Rigueur : le parler faux

Publié le par blog-pl-seguillon

 

     Rien de nouveau sous les lambris  des palais ministériels et présidentiels ! Les dirigeants politiques continuent de refuser la vérité aux Français. A croire qu’ils  les considèrent toujours  comme un peuple mineur. Il y a presque trente ans, dans un petit ouvrage préfacé par Jacques Julliard , Michel Rocard exhortait ses collègues à « parler vrai ». Il n’a pas été écouté. Rien n’a changé. Et le nouveau président, qui n’a eu de cesse avant et après  son élection de proclamer la nécessité de la rupture, ainsi que son gouvernement, continue à tenir aux Français un discours qui a peu à voir avec la réalité.

    Prenons-en quelques exemples.

    L’an passé, Nicolas Sarkozy a minimisé la gravité de la situation financière du pays et annoncé des allègements fiscaux en faveur principalement de ceux qui avaient fait son élection.  Il eut été conforme à la vérité de dire aux Français que la situation des comptes publics et sociaux était déjà désastreuse et qu’il convenait non pas de baisser les impôts mais au minimum de maintenir les taux de prélèvement. Le président a annoncé qu’à l’inverse de ce qui s’était passé avec ses prédécesseurs, l’Etat allait se montrer plus économe et moins dépensier. La vérité est que les dépenses de l’Etat pour l’année 2007 ont battu un record historique. Toutes administrations confondues, la dépense publique a atteint l’an passé  pour la première fois  la barre symbolique des 1000 milliards d’euros. Les dépenses ont largement excédé les recettes d’où une augmentation non prévue du déficit public et un creusement abyssal de la dette.

    Cette année, Nicolas Sarkozy et son Premier ministre jurent leurs grands dieux qu’il n’y aura pas de « plan de rigueur ». Tout juste concèdent-ils une « gestion sérieuse ». Serait-ce à dire que la gestion de l’Etat depuis dix mois était laxiste ? Peu importe il est vrai les mots à ceci près que l’Exécutif, une nouvelle fois, tarde à avouer la vérité aux Français. Et la vérité est que le gouvernement a volontairement surévalué la croissance de 2008 qui sera plus près de 1,5% du PIB que de la fourchette 2,25% - 2,5%  escomptée. La vérité est aussi que le gouvernement va devoir cette année définitivement annuler une partie des crédits gelés   au titre de la réserve de précaution  (7 milliards d’euros ) et renoncer partiellement ou totalement à un certain nombre de projets : la généralisation du "Revenu de solidarité active" (RSA), les mesures d’accompagnement de la loi pénitentiaire, les allègements fiscaux pour développer le logement... La vérité est encore que des coupes claires et donc douloureuses vont avoir lieu dont le non remplacement de quelques 35000 fonctionnaires partant en retraite.
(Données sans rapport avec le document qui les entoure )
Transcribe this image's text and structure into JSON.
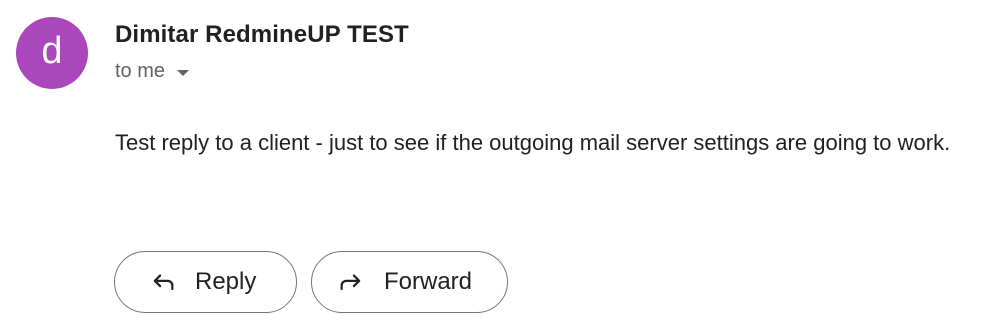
{
  "email": {
    "avatar": {
      "letter": "d",
      "color": "#ab47bc"
    },
    "sender_name": "Dimitar RedmineUP TEST",
    "recipient": "to me",
    "recipient_icon": "caret-down-icon",
    "body": "Test reply to a client - just to see if the outgoing mail server settings are going to work."
  },
  "actions": {
    "reply": {
      "label": "Reply",
      "icon": "reply-arrow-icon"
    },
    "forward": {
      "label": "Forward",
      "icon": "forward-arrow-icon"
    }
  }
}
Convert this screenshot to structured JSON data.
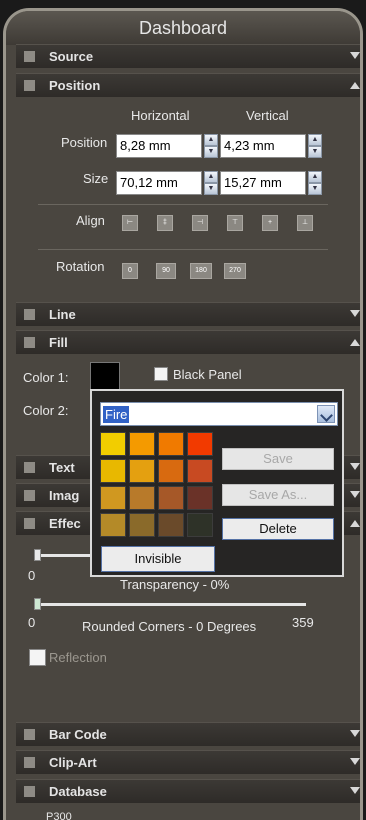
{
  "title": "Dashboard",
  "sections": {
    "source": "Source",
    "position": "Position",
    "line": "Line",
    "fill": "Fill",
    "text": "Text",
    "image": "Imag",
    "effects": "Effec",
    "barcode": "Bar Code",
    "clipart": "Clip-Art",
    "database": "Database"
  },
  "position": {
    "col_horizontal": "Horizontal",
    "col_vertical": "Vertical",
    "position_label": "Position",
    "size_label": "Size",
    "pos_h": "8,28 mm",
    "pos_v": "4,23 mm",
    "size_h": "70,12 mm",
    "size_v": "15,27 mm",
    "align_label": "Align",
    "rotation_label": "Rotation",
    "rotations": [
      "0",
      "90",
      "180",
      "270"
    ]
  },
  "fill": {
    "color1_label": "Color 1:",
    "color2_label": "Color 2:",
    "black_panel_label": "Black Panel",
    "color1": "#000000"
  },
  "palette_popup": {
    "selected_palette": "Fire",
    "save": "Save",
    "save_as": "Save As...",
    "delete": "Delete",
    "invisible": "Invisible",
    "colors": [
      "#f2cd00",
      "#f49a00",
      "#f07a00",
      "#f23a00",
      "#e8b800",
      "#e4a010",
      "#d86a10",
      "#c84a22",
      "#d09820",
      "#b87a2a",
      "#a65828",
      "#6a3228",
      "#b48a28",
      "#8a6a2a",
      "#6a4a2a",
      "#2e3228"
    ]
  },
  "effects": {
    "transparency_min": "0",
    "transparency_label": "Transparency - 0%",
    "corners_min": "0",
    "corners_max": "359",
    "corners_label": "Rounded Corners - 0 Degrees",
    "reflection_label": "Reflection"
  },
  "footer_text": "P300"
}
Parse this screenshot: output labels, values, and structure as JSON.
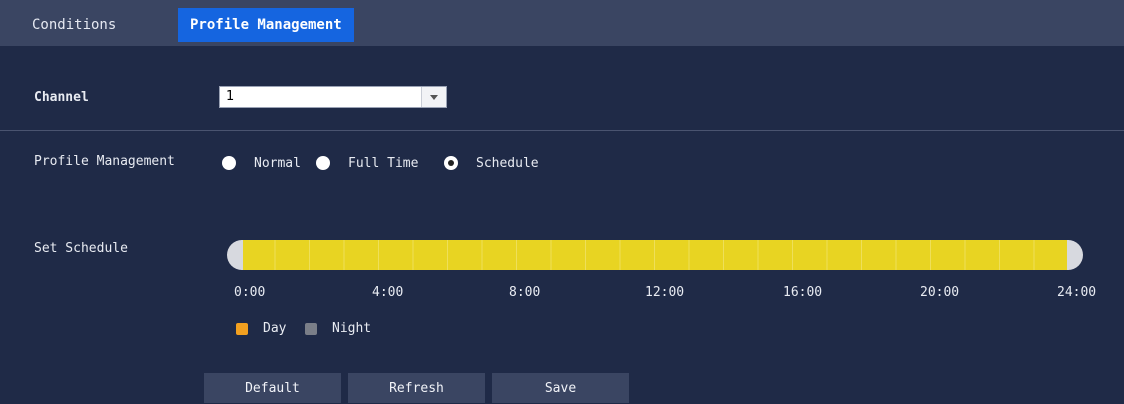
{
  "tabs": [
    {
      "label": "Conditions"
    },
    {
      "label": "Profile Management"
    }
  ],
  "channel": {
    "label": "Channel",
    "value": "1"
  },
  "profile": {
    "label": "Profile Management",
    "options": [
      {
        "label": "Normal",
        "checked": false
      },
      {
        "label": "Full Time",
        "checked": false
      },
      {
        "label": "Schedule",
        "checked": true
      }
    ]
  },
  "schedule": {
    "label": "Set Schedule",
    "bar_color": "#e8d422",
    "day_range": [
      0,
      24
    ],
    "ticks": [
      "0:00",
      "4:00",
      "8:00",
      "12:00",
      "16:00",
      "20:00",
      "24:00"
    ]
  },
  "legend": {
    "day": {
      "label": "Day",
      "color": "#f2a020"
    },
    "night": {
      "label": "Night",
      "color": "#7a7e88"
    }
  },
  "buttons": {
    "default": "Default",
    "refresh": "Refresh",
    "save": "Save"
  }
}
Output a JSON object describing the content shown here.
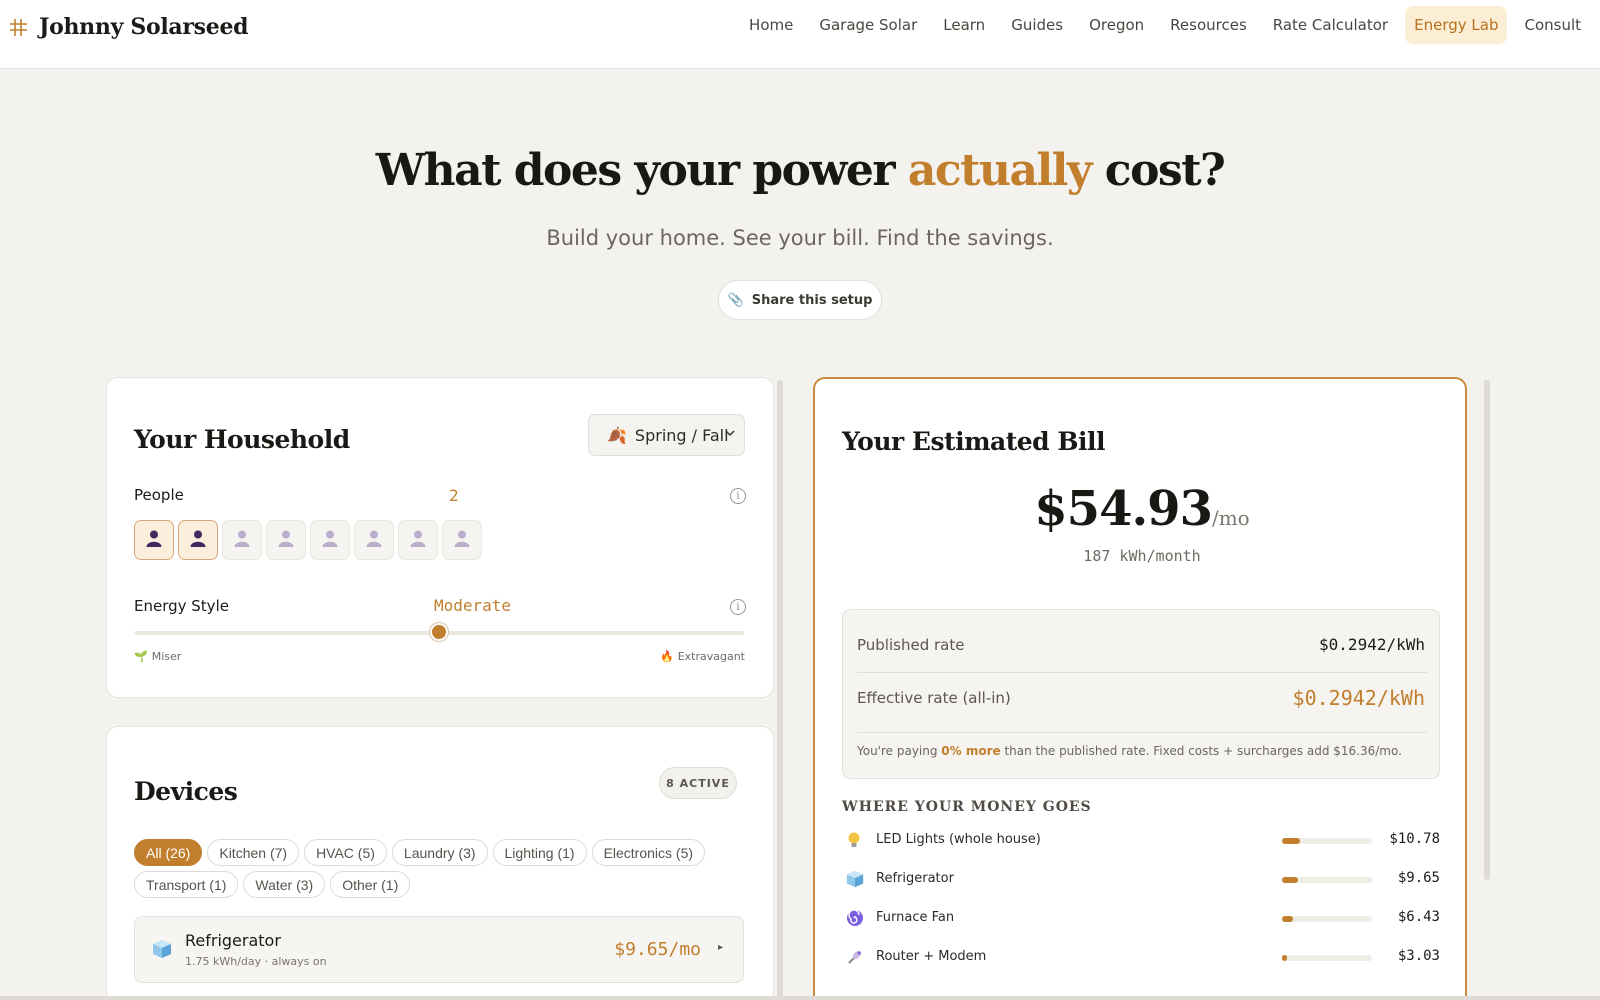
{
  "nav": {
    "brand": "Johnny Solarseed",
    "links": [
      "Home",
      "Garage Solar",
      "Learn",
      "Guides",
      "Oregon",
      "Resources",
      "Rate Calculator",
      "Energy Lab",
      "Consult"
    ],
    "active": "Energy Lab"
  },
  "hero": {
    "title_before": "What does your power ",
    "title_accent": "actually",
    "title_after": " cost?",
    "subtitle": "Build your home. See your bill. Find the savings.",
    "share_label": "Share this setup"
  },
  "household": {
    "title": "Your Household",
    "season": "Spring / Fall",
    "people_label": "People",
    "people_value": "2",
    "people_count": 2,
    "people_max": 8,
    "energy_label": "Energy Style",
    "energy_value": "Moderate",
    "energy_level": 0.5,
    "min_label": "Miser",
    "max_label": "Extravagant"
  },
  "devices": {
    "title": "Devices",
    "active_badge": "8 ACTIVE",
    "chips": [
      "All (26)",
      "Kitchen (7)",
      "HVAC (5)",
      "Laundry (3)",
      "Lighting (1)",
      "Electronics (5)",
      "Transport (1)",
      "Water (3)",
      "Other (1)"
    ],
    "first": {
      "name": "Refrigerator",
      "meta": "1.75 kWh/day · always on",
      "cost": "$9.65/mo"
    }
  },
  "bill": {
    "title": "Your Estimated Bill",
    "amount": "$54.93",
    "per": "/mo",
    "kwh": "187 kWh/month",
    "published_label": "Published rate",
    "published_value": "$0.2942/kWh",
    "effective_label": "Effective rate (all-in)",
    "effective_value": "$0.2942/kWh",
    "note_before": "You're paying ",
    "note_pct": "0% more",
    "note_after": " than the published rate. Fixed costs + surcharges add $16.36/mo.",
    "money_heading": "WHERE YOUR MONEY GOES",
    "breakdown": [
      {
        "name": "LED Lights (whole house)",
        "cost": "$10.78",
        "share": 0.196,
        "icon": "lightbulb-icon"
      },
      {
        "name": "Refrigerator",
        "cost": "$9.65",
        "share": 0.176,
        "icon": "ice-cube-icon"
      },
      {
        "name": "Furnace Fan",
        "cost": "$6.43",
        "share": 0.117,
        "icon": "spiral-icon"
      },
      {
        "name": "Router + Modem",
        "cost": "$3.03",
        "share": 0.055,
        "icon": "satellite-icon"
      }
    ]
  },
  "colors": {
    "accent": "#c17e2c",
    "active_nav_bg": "#fbeed4",
    "page_bg": "#f4f2ee",
    "person_on": "#3d2a5c",
    "person_off": "#b9aecb"
  }
}
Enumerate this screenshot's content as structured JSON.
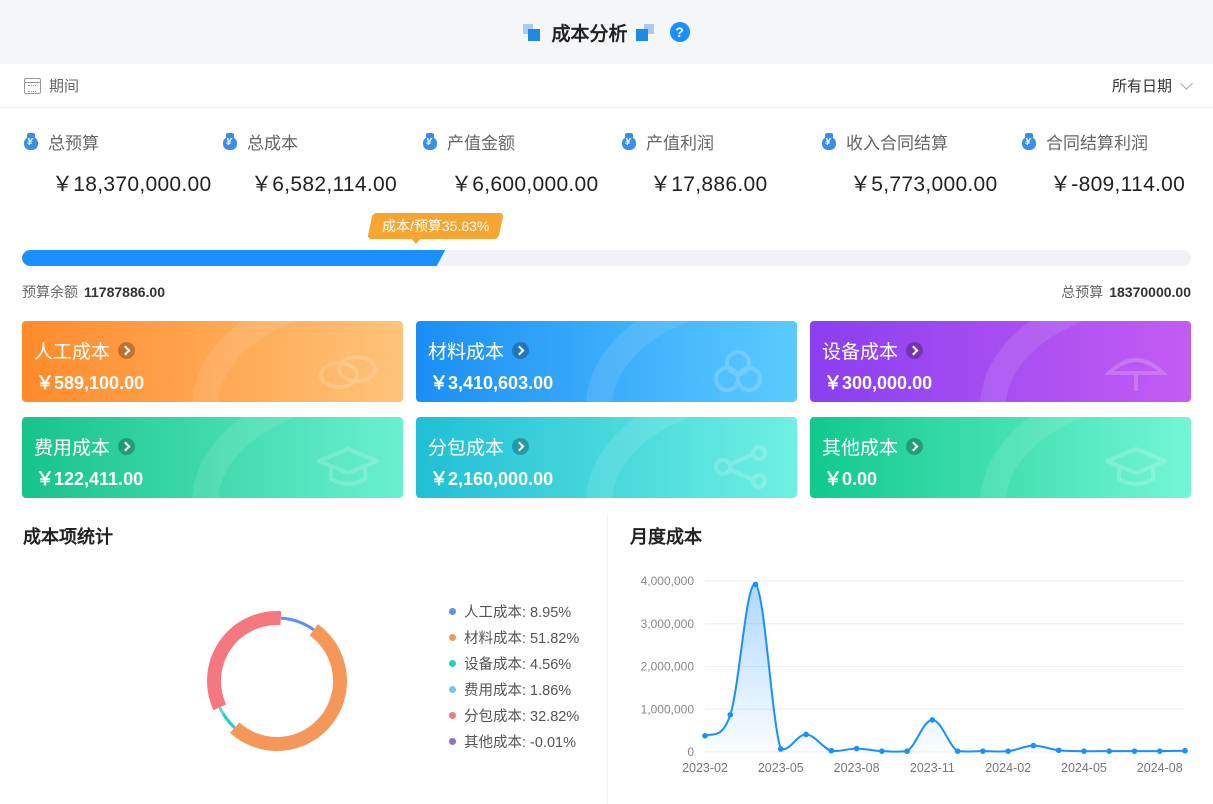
{
  "header": {
    "title": "成本分析",
    "help_icon": "?"
  },
  "period": {
    "label": "期间",
    "value": "所有日期"
  },
  "stats": [
    {
      "label": "总预算",
      "value": "￥18,370,000.00"
    },
    {
      "label": "总成本",
      "value": "￥6,582,114.00"
    },
    {
      "label": "产值金额",
      "value": "￥6,600,000.00"
    },
    {
      "label": "产值利润",
      "value": "￥17,886.00"
    },
    {
      "label": "收入合同结算",
      "value": "￥5,773,000.00"
    },
    {
      "label": "合同结算利润",
      "value": "￥-809,114.00"
    }
  ],
  "progress": {
    "label": "成本/预算35.83%",
    "ratio": 0.3583,
    "remaining_label": "预算余额",
    "remaining_value": "11787886.00",
    "total_label": "总预算",
    "total_value": "18370000.00"
  },
  "cost_cards": [
    {
      "label": "人工成本",
      "value": "￥589,100.00",
      "gradient": [
        "#ff8a2a",
        "#ffc37a"
      ],
      "icon": "coins-icon"
    },
    {
      "label": "材料成本",
      "value": "￥3,410,603.00",
      "gradient": [
        "#1a8ef5",
        "#5ccbff"
      ],
      "icon": "coins-icon"
    },
    {
      "label": "设备成本",
      "value": "￥300,000.00",
      "gradient": [
        "#8a3ff0",
        "#c45cf2"
      ],
      "icon": "umbrella-icon"
    },
    {
      "label": "费用成本",
      "value": "￥122,411.00",
      "gradient": [
        "#17c38a",
        "#6af0cf"
      ],
      "icon": "cap-icon"
    },
    {
      "label": "分包成本",
      "value": "￥2,160,000.00",
      "gradient": [
        "#20bfd6",
        "#6ff0e2"
      ],
      "icon": "network-icon"
    },
    {
      "label": "其他成本",
      "value": "￥0.00",
      "gradient": [
        "#10c98c",
        "#74f6d5"
      ],
      "icon": "cap-icon"
    }
  ],
  "sections": {
    "pie_title": "成本项统计",
    "line_title": "月度成本"
  },
  "chart_data": [
    {
      "type": "pie",
      "title": "成本项统计",
      "slices": [
        {
          "name": "人工成本",
          "value": 8.95,
          "label": "人工成本: 8.95%",
          "color": "#5b8ff9"
        },
        {
          "name": "材料成本",
          "value": 51.82,
          "label": "材料成本: 51.82%",
          "color": "#f6975a"
        },
        {
          "name": "设备成本",
          "value": 4.56,
          "label": "设备成本: 4.56%",
          "color": "#1ad3c5"
        },
        {
          "name": "费用成本",
          "value": 1.86,
          "label": "费用成本: 1.86%",
          "color": "#6dc8ec"
        },
        {
          "name": "分包成本",
          "value": 32.82,
          "label": "分包成本: 32.82%",
          "color": "#f5787e"
        },
        {
          "name": "其他成本",
          "value": -0.01,
          "label": "其他成本: -0.01%",
          "color": "#9270ca"
        }
      ],
      "legend": "right"
    },
    {
      "type": "area",
      "title": "月度成本",
      "x": [
        "2023-02",
        "2023-03",
        "2023-04",
        "2023-05",
        "2023-06",
        "2023-07",
        "2023-08",
        "2023-09",
        "2023-10",
        "2023-11",
        "2023-12",
        "2024-01",
        "2024-02",
        "2024-03",
        "2024-04",
        "2024-05",
        "2024-06",
        "2024-07",
        "2024-08",
        "2024-09"
      ],
      "xticks": [
        "2023-02",
        "2023-05",
        "2023-08",
        "2023-11",
        "2024-02",
        "2024-05",
        "2024-08"
      ],
      "values": [
        380000,
        870000,
        3920000,
        70000,
        410000,
        30000,
        80000,
        20000,
        20000,
        750000,
        20000,
        20000,
        20000,
        150000,
        40000,
        20000,
        20000,
        20000,
        20000,
        30000
      ],
      "yticks": [
        0,
        1000000,
        2000000,
        3000000,
        4000000
      ],
      "ytick_labels": [
        "0",
        "1,000,000",
        "2,000,000",
        "3,000,000",
        "4,000,000"
      ],
      "ylim": [
        0,
        4000000
      ],
      "color": "#1890ff",
      "grid": true
    }
  ]
}
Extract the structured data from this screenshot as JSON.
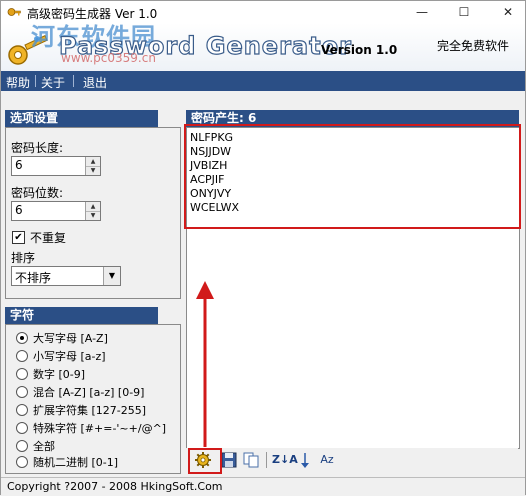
{
  "window": {
    "title": "高级密码生成器 Ver 1.0",
    "controls": {
      "minimize": "—",
      "maximize": "☐",
      "close": "✕"
    }
  },
  "banner": {
    "logo_text": "Password Generator",
    "version": "Version 1.0",
    "free_label": "完全免费软件",
    "watermark_site": "河东软件园",
    "watermark_url": "www.pc0359.cn"
  },
  "menu": {
    "items": [
      "帮助",
      "关于",
      "退出"
    ]
  },
  "options": {
    "header": "选项设置",
    "length_label": "密码长度:",
    "length_value": "6",
    "count_label": "密码位数:",
    "count_value": "6",
    "no_repeat_label": "不重复",
    "no_repeat_checked": true,
    "sort_label": "排序",
    "sort_value": "不排序"
  },
  "charset": {
    "header": "字符",
    "options": [
      {
        "label": "大写字母 [A-Z]",
        "selected": true
      },
      {
        "label": "小写字母 [a-z]",
        "selected": false
      },
      {
        "label": "数字 [0-9]",
        "selected": false
      },
      {
        "label": "混合 [A-Z] [a-z] [0-9]",
        "selected": false
      },
      {
        "label": "扩展字符集 [127-255]",
        "selected": false
      },
      {
        "label": "特殊字符 [#+=-'~+/@^]",
        "selected": false
      },
      {
        "label": "全部",
        "selected": false
      },
      {
        "label": "随机二进制 [0-1]",
        "selected": false
      }
    ]
  },
  "output": {
    "header": "密码产生: 6",
    "passwords": [
      "NLFPKG",
      "NSJJDW",
      "JVBIZH",
      "ACPJIF",
      "ONYJVY",
      "WCELWX"
    ]
  },
  "toolbar": {
    "sort_desc_label": "Z↓A",
    "az_label": "Az"
  },
  "status": {
    "copyright": "Copyright ?2007 - 2008 HkingSoft.Com"
  },
  "colors": {
    "accent": "#2b4f86",
    "highlight": "#d11a1a"
  }
}
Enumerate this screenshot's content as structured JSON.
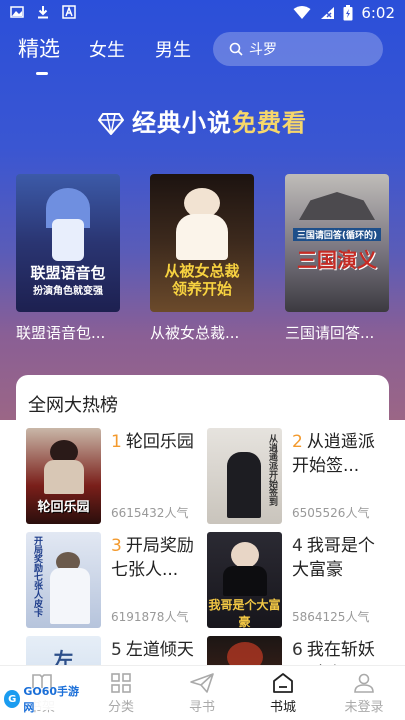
{
  "status_bar": {
    "time": "6:02"
  },
  "nav": {
    "tabs": [
      {
        "label": "精选",
        "active": true
      },
      {
        "label": "女生",
        "active": false
      },
      {
        "label": "男生",
        "active": false
      }
    ],
    "search_placeholder": "斗罗"
  },
  "banner": {
    "prefix": "经典小说",
    "highlight": "免费看"
  },
  "featured": [
    {
      "title": "联盟语音包...",
      "cover_text": "联盟语音包",
      "cover_sub": "扮演角色就变强",
      "cover_color": "#2b3d7a"
    },
    {
      "title": "从被女总裁...",
      "cover_text": "从被女总裁",
      "cover_sub": "领养开始",
      "cover_color": "#3a2418"
    },
    {
      "title": "三国请回答...",
      "cover_text": "三国演义",
      "cover_sub": "三国请回答(循环的)",
      "cover_color": "#6b6a6e"
    }
  ],
  "ranking": {
    "title": "全网大热榜",
    "items": [
      {
        "rank": "1",
        "name": "轮回乐园",
        "count": "6615432人气",
        "cover_text": "轮回乐园",
        "cover_color": "#7a1f1a"
      },
      {
        "rank": "2",
        "name": "从逍遥派开始签...",
        "count": "6505526人气",
        "cover_text": "从逍遥派开始签到",
        "cover_color": "#d9d6d1"
      },
      {
        "rank": "3",
        "name": "开局奖励七张人...",
        "count": "6191878人气",
        "cover_text": "开局奖励七张人皮卡",
        "cover_color": "#c8d3e6"
      },
      {
        "rank": "4",
        "name": "我哥是个大富豪",
        "count": "5864125人气",
        "cover_text": "我哥是个大富豪",
        "cover_color": "#1c1c24"
      },
      {
        "rank": "5",
        "name": "左道倾天",
        "count": "",
        "cover_text": "左",
        "cover_color": "#dbe6f2"
      },
      {
        "rank": "6",
        "name": "我在斩妖司除魔",
        "count": "",
        "cover_text": "",
        "cover_color": "#5a2a1e"
      }
    ]
  },
  "bottom_nav": [
    {
      "label": "书架",
      "icon": "bookshelf-icon",
      "active": false
    },
    {
      "label": "分类",
      "icon": "category-icon",
      "active": false
    },
    {
      "label": "寻书",
      "icon": "paper-plane-icon",
      "active": false
    },
    {
      "label": "书城",
      "icon": "bookstore-icon",
      "active": true
    },
    {
      "label": "未登录",
      "icon": "user-icon",
      "active": false
    }
  ],
  "watermark": {
    "badge": "G",
    "text": "GO60手游网"
  }
}
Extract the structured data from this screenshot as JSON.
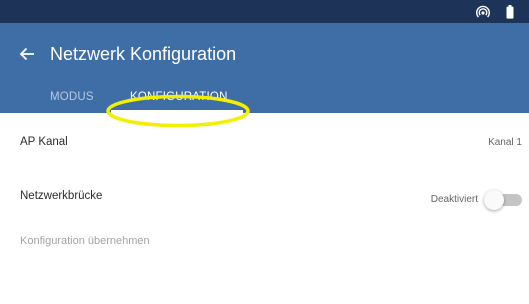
{
  "header": {
    "title": "Netzwerk Konfiguration",
    "back_icon": "arrow-left-icon"
  },
  "status_bar": {
    "icons": [
      "hotspot-icon",
      "battery-icon"
    ]
  },
  "tabs": [
    {
      "label": "MODUS",
      "selected": false
    },
    {
      "label": "KONFIGURATION",
      "selected": true
    }
  ],
  "settings": {
    "ap_channel": {
      "label": "AP Kanal",
      "value": "Kanal 1"
    },
    "bridge": {
      "label": "Netzwerkbrücke",
      "status": "Deaktiviert",
      "enabled": false
    },
    "apply_label": "Konfiguration übernehmen"
  },
  "colors": {
    "status_bar": "#1d3358",
    "app_bar": "#3f6ea6",
    "highlight": "#f2ef00"
  }
}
     Or, alors que la situation économique se tend et que les comptes publics et sociaux sont tous dans le rouge, autrement dit et pour reprendre l’expression de Nicolas Sarkozy lui-même que "les caisses sont vides", ce dernier continue à faire croire aux Français que l’on va pouvoir supprimer la publicité dont bénéficie l’audiovisuel public et lui substituer un financement de l’Etat ( soit trouver plus d’un milliard d’euros chaque année !). Le même promet aux salariés de Gandrange que l’Etat apportera sa contribution à une éventuelle reconversion de l’aciérie Mittal ( soit quelques 50 millions d’euros ) alors même que le ministre du Budget en est à racler les fonds de tiroirs et que les instances européennes n'admettrait pas ce qui ne pourrait ressembler qu'à une distorsionn de concurrence.

    Pourquoi ce parler faux ? Pourquoi ne pas dire les choses telles qu’elles sont à savoir que, d’un côté, l’Etat vit au dessus de ses moyens et que, de l’autre, les Français – globalement bien entendu -  bénéficient d’un pouvoir d’achat trop important au regard de la trop faible  compétitivité du pays?  Pourquoi ne pas leur dire franchement qu’il faut pour restaurer le dynamisme économique national et relever le défi de la mondialisation un effort continu, collectif et nécessairement douloureux ?

    Les citoyens sont capables d’entendre ce propos conforme à la vérité à une condition bien sûr – sine qua non – que l’effort demandé soit justement réparti et que soient dans le même temps corrigées des disparités sociales insupportables.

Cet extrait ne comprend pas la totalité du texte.